Well, yes and no. As I understand the problem, it really got bad around
the Java 5 timeframe because of the addition of Enumerations to the
language. What Resin does (and all auto-reloading Java containers do) is
to create a ClassLoader that contains all the code for your application.
When it senses a change to your code, it loads that new code into a brand
new ClassLoader and releases the old one to be garbage collected once it's
done processing it's active requests. The problem is that, since
Enumerations are guaranteed to work with the == operator, even when
serialized/deserialized between different computers, Java treats them
special, by keeping them in the Permanent Generation (so their internal
ID's won't change). Unfortunately, each time the app is loaded a new set
of Enumerations takes up more space in the precious PermGen until it
finally blows its lid. So, theoretically, you could use less PermGen by
limiting Enumeration use, but that's really not a realistic response.
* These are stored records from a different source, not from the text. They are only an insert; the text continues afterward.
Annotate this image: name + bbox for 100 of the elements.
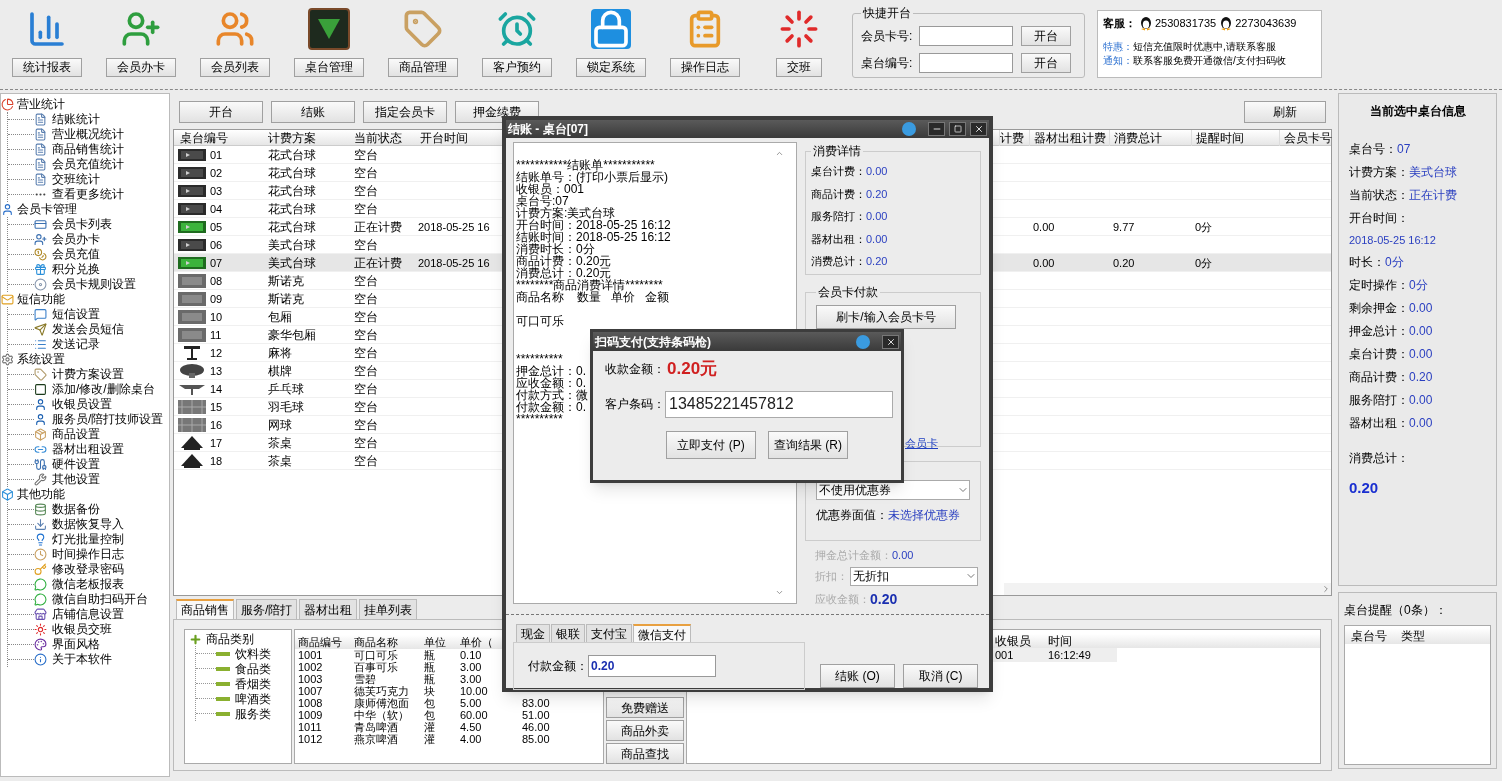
table-cell-text: 16	[210, 417, 223, 433]
table-cell-text: 03	[210, 183, 223, 199]
field-label: 桌台编号:	[861, 54, 914, 72]
table-cell-text: 豪华包厢	[267, 327, 317, 344]
table-cell-text: 4.50	[459, 721, 483, 733]
info-value: 0.00	[1409, 392, 1433, 409]
table-cell-text: 16:12:49	[1047, 648, 1091, 662]
table-cell-text: 空台	[353, 435, 379, 452]
table-cell-text: 羽毛球	[267, 399, 305, 416]
table-cell-text: 空台	[353, 453, 379, 470]
receipt-line: ***********结账单***********	[516, 158, 655, 172]
table-cell-text: 茶桌	[267, 453, 293, 470]
table-cell-text: 空台	[353, 237, 379, 254]
table-cell-text: 1009	[297, 709, 324, 721]
table-cell-text: 08	[210, 273, 223, 289]
table-cell-text: 13	[210, 363, 223, 379]
table-cell-text: 12	[210, 345, 223, 361]
window-title: 扫码支付(支持条码枪)	[595, 333, 711, 351]
table-cell-text: 百事可乐	[353, 661, 399, 673]
table-cell: 0分	[1195, 257, 1213, 269]
info-value: 0分	[1385, 254, 1404, 271]
table-cell-text: 1008	[297, 697, 324, 709]
table-cell-text: 空台	[353, 363, 379, 380]
table-cell-text: 中华（软）	[353, 709, 410, 721]
table-cell-text: 空台	[353, 327, 379, 344]
notice-label: 特惠：	[1103, 40, 1133, 54]
table-cell-text: 空台	[353, 183, 379, 200]
table-cell-text: 07	[210, 255, 223, 271]
table-cell-text: 灌	[423, 733, 436, 745]
receipt-line: 付款金额：0.	[516, 400, 586, 414]
info-label: 桌台号：	[1349, 141, 1397, 158]
receipt-line: 付款方式：微	[516, 388, 588, 402]
info-label: 剩余押金：	[1349, 300, 1409, 317]
receipt-line: 计费方案:美式台球	[516, 206, 616, 220]
table-cell-text: 正在计费	[353, 219, 403, 236]
notice-text: 短信充值限时优惠中,请联系客服	[1133, 40, 1276, 54]
table-cell-text: 02	[210, 165, 223, 181]
detail-label: 消费总计：	[811, 254, 866, 269]
receipt-line: 押金总计：0.	[516, 364, 586, 378]
table-cell-text: 花式台球	[267, 219, 317, 236]
receipt-line: 消费时长：0分	[516, 242, 595, 256]
detail-value: 0.00	[866, 209, 888, 224]
table-cell-text: 空台	[353, 417, 379, 434]
field-label: 会员卡号:	[861, 27, 914, 45]
table-cell-text: 4.00	[459, 733, 483, 745]
table-cell-text: 001	[994, 648, 1015, 662]
receipt-line: 桌台号:07	[516, 194, 569, 208]
table-cell-text: 可口可乐	[353, 649, 399, 661]
receipt-line: 应收金额：0.	[516, 376, 586, 390]
info-value: 07	[1397, 141, 1411, 158]
due-label: 应收金额：	[815, 591, 870, 607]
table-cell-text: 康师傅泡面	[353, 697, 410, 709]
table-cell-text: 空台	[353, 399, 379, 416]
info-label: 桌台计费：	[1349, 346, 1409, 363]
table-cell-text: 青岛啤酒	[353, 721, 398, 733]
table-cell-text: 1003	[297, 673, 324, 685]
info-value: 0.20	[1409, 369, 1433, 386]
table-cell-text: 乒乓球	[267, 381, 305, 398]
notice-label: 通知：	[1103, 54, 1133, 68]
table-cell-text: 美式台球	[267, 255, 317, 272]
table-cell-text: 茶桌	[267, 435, 293, 452]
table-cell-text: 空台	[353, 201, 379, 218]
coupon-value: 未选择优惠券	[888, 507, 960, 524]
table-cell-text: 3.00	[459, 673, 483, 685]
table-cell-text: 美式台球	[267, 237, 317, 254]
info-value: 美式台球	[1409, 164, 1457, 181]
table-cell: 85.00	[522, 733, 550, 745]
table-cell-text: 斯诺克	[267, 273, 305, 290]
table-cell-text: 1007	[297, 685, 324, 697]
table-cell-text: 1002	[297, 661, 324, 673]
info-label: 押金总计：	[1349, 323, 1409, 340]
info-value: 0分	[1409, 277, 1428, 294]
info-value: 0.00	[1409, 415, 1433, 432]
receipt-line: 收银员：001	[516, 182, 585, 196]
table-cell-text: 1012	[297, 733, 324, 745]
detail-value: 0.20	[866, 186, 888, 202]
table-cell-text: 空台	[353, 147, 379, 164]
table-cell-text: 11	[210, 327, 222, 343]
table-cell-text: 0.10	[459, 649, 483, 661]
detail-label: 服务陪打：	[811, 209, 866, 224]
table-cell-text: 包	[423, 709, 436, 721]
receipt-line: 商品计费：0.20元	[516, 254, 612, 268]
table-cell-text: 德芙巧克力	[353, 685, 410, 697]
due-amount: 0.20	[870, 589, 898, 609]
barcode-label: 客户条码：	[605, 396, 665, 413]
info-label: 计费方案：	[1349, 164, 1409, 181]
table-cell-text: 空台	[353, 291, 379, 308]
info-label: 商品计费：	[1349, 369, 1409, 386]
table-cell-text: 网球	[267, 417, 293, 434]
table-cell-text: 10.00	[459, 685, 489, 697]
total-amount: 0.20	[1349, 479, 1379, 496]
detail-label: 商品计费：	[811, 186, 866, 202]
table-cell: 2018-05-25 16	[418, 221, 490, 233]
detail-label: 器材出租：	[811, 231, 866, 247]
table-cell-text: 1011	[297, 721, 323, 733]
table-cell-text: 包	[423, 697, 436, 709]
info-label: 开台时间：	[1349, 211, 1409, 225]
table-cell: 46.00	[522, 721, 550, 733]
deposit-value: 0.00	[892, 547, 914, 563]
table-cell-text: 空台	[353, 165, 379, 182]
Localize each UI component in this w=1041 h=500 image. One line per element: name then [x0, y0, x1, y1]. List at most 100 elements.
Before Java became property of Oracle, there was some talk about fixing
this problem at the JVM level, but I haven't heard anything in quite a
On Tue, Apr 24, 2012 at 1:54 PM, Rick Mann <rm...@latencyzero.com> wrote:
> When I'm making changes to the code of a webapp, Resin kindly reloads it
> for me. I can usually get a handful of reloads in before Resin complains
> about being out of PermGen space.
> Is there something I'm doing wrong in my app that it leaks like this?